Recycling has gone to waste since curbside pickup was suspended
Most people in Jacksonville apparently have given up on recycling since curbside pickup was suspended.
The city picked up only 73 tons of recycling last week, less than a tenth of the 1,000 tons recycled in the first week of December 2020, when curbside recycling was still in effect.
Fletcher High School junior Grant Tucker was among a group of students who gathered outside Mayor Lenny Curry's office Wednesday afternoon protesting the curbside suspension. He said he and his peers will pay the biggest price for extra trash going into landfills.
"This issue has sort of fallen on the shoulders of my generation and has become our burden," Tucker said. "We're coming to the age where we get to vote and really put our voices into our local government and reflect some of our sentiments."
The city suspended curbside recycling more than two months ago, with the intention of bringing it back by April, but city officials now say there's no clear end date in site.

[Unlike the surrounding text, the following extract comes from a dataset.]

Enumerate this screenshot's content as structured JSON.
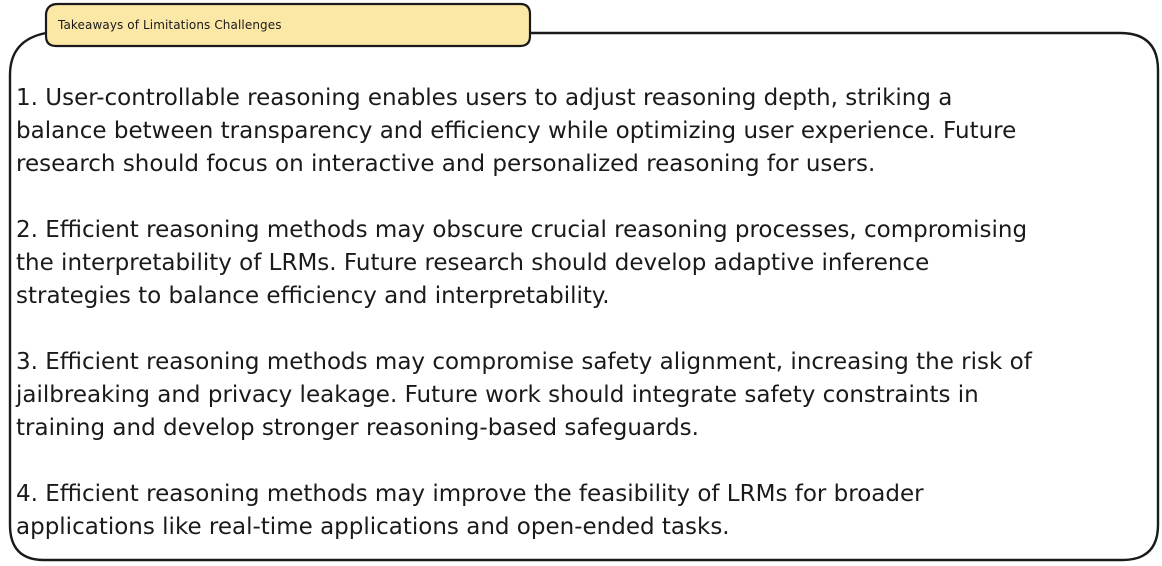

"It’s our goal to get recycling back as soon as we can," Jacksonville spokesperson Caroline Adkins wrote in a statement Wednesday. "But after speaking with our contractors this week, they are still having difficulty finding licensed workers and are still understaffed, as are many industries across the country."

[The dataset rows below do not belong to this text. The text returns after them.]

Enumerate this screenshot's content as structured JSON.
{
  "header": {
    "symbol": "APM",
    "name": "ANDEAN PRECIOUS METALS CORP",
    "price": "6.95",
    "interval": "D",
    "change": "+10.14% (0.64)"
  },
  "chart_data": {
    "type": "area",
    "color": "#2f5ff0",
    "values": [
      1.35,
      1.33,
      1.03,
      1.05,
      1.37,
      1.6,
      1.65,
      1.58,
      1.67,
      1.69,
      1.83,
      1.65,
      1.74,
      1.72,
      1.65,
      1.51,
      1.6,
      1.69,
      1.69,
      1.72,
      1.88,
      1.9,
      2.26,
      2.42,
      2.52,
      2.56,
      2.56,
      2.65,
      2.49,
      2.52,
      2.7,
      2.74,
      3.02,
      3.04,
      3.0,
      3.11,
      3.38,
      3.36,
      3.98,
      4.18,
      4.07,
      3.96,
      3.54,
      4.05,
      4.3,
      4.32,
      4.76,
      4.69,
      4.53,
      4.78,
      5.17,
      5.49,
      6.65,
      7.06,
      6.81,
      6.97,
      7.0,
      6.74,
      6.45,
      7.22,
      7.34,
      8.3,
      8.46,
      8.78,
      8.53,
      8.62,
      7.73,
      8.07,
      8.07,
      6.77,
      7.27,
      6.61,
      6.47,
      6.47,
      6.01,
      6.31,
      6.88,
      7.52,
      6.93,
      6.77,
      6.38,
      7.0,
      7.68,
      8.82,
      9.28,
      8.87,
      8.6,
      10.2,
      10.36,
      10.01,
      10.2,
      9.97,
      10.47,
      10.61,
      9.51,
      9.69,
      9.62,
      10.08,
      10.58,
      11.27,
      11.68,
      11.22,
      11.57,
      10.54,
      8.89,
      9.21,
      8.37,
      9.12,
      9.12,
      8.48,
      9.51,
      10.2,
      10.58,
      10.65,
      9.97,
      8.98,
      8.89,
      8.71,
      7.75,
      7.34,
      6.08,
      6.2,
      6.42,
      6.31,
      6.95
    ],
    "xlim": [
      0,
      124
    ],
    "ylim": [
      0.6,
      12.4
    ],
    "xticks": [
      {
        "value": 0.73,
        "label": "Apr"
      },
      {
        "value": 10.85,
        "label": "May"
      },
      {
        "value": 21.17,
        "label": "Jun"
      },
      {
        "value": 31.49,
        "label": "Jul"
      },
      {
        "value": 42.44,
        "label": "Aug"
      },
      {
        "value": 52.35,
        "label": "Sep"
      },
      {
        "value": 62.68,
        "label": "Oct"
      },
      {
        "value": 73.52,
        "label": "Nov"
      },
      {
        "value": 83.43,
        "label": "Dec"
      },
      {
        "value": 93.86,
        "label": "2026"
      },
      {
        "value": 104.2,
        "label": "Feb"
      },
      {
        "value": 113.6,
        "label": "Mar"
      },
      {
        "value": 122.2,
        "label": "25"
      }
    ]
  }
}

Two of the three contractors are offering sign-on bonuses for waste collection jobs. Even with recent wage increases, waste collection jobs with the city of Jacksonville pay about $32,000 for a waste worker and about $38,000 for a commercially certified truck driver.
That's a tough sell when CDL truck drivers can make an average salary of $77,000 a year in Florida, according to data from the career website Indeed.

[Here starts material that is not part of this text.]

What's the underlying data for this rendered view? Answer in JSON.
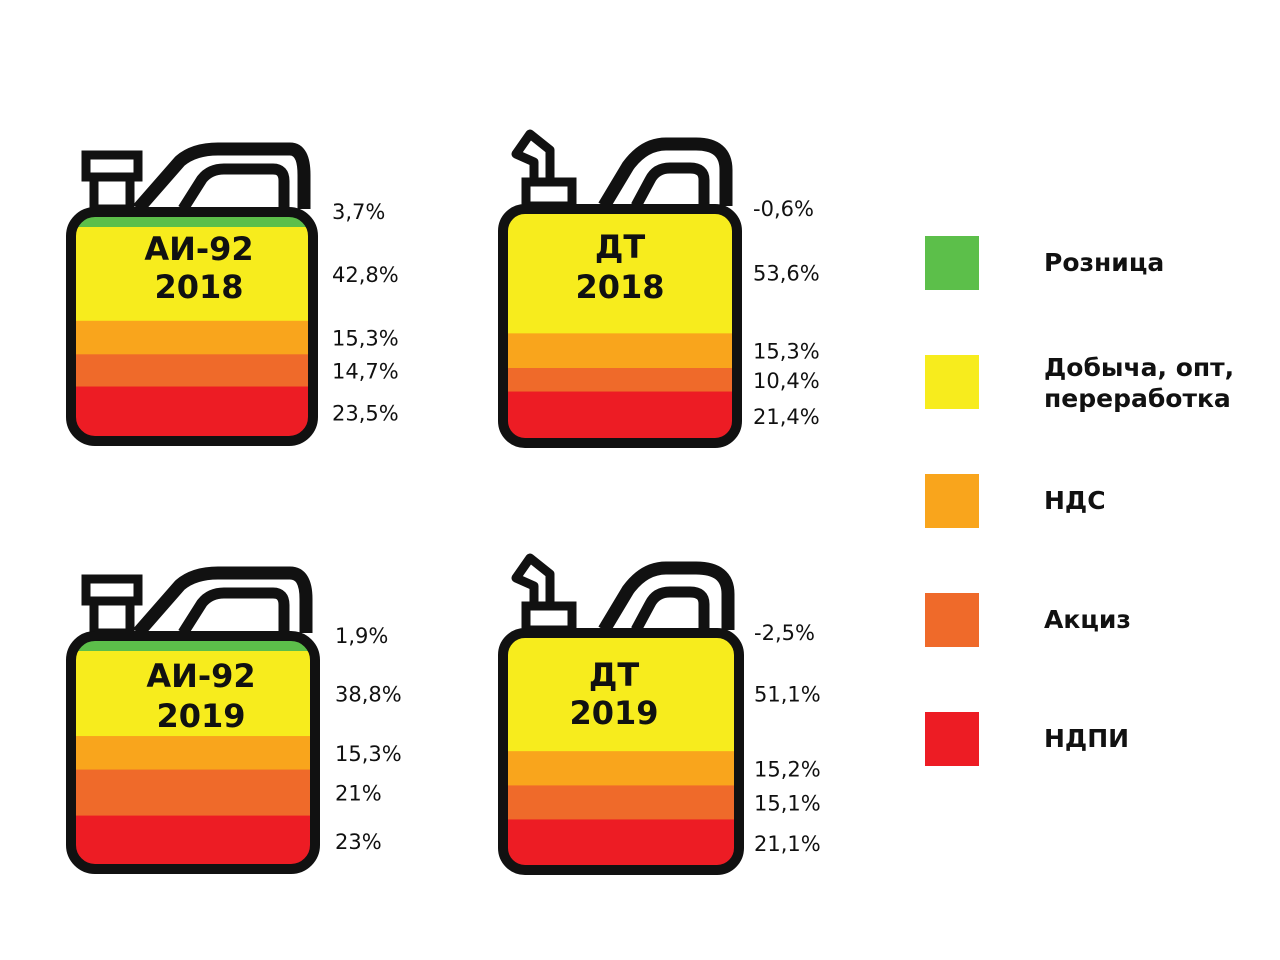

City officials say the suspension of curbside recycling has had one benefit: It has helped solve some of the delays in picking up yard waste and garbage.
According to city data, more than 3,000 waste pickups were missed the second week of September. Last week, that number was about 700. Complaints about missed pickups have also fallen slightly
But since recycling is far less convenient now, most people in Jacksonville have stopped altogether, as the 93% drop on tonnage indicates.
Meanwhile, only about 20% of what people put into recycling ends up in the landfill anyways, according to Bill Brinkley, the general manager of Republic Services in Jacksonville.
"I won't speak for waste management, but I think if they pull up and they see a bunch of bagged material in there, it's probably not going to make it to the recycle center," Brinkley said during a North Florida Green Chamber recycling webinar this week.
Recycling that is dropped off at the city's 15 bins should be in loose paper bags, according to the group.
On Tuesday, City Council approved the city's strategic plan, which includes a three-year goal to improve and potentially modify the city's waste management and recycling programs.
"We need to look at what we are recycling and determine if there are things that we should remove from recycling, as well as things that we might want to add," finance chair Ron Salem told the City Council during a strategic planning meeting last month. "One of the major considerations in my mind is glass. There's no market for glass."
Recycling has no small price tag in Jacksonville. While some of the cost of the program is recouped by selling recyclables to manufacturers to reuse, the city operated at a $1.5 million loss last year.
The city paid $2.6 million to operate its curbside recycling program in the last fiscal year and earned just $1.1 million from the sale of recyclables.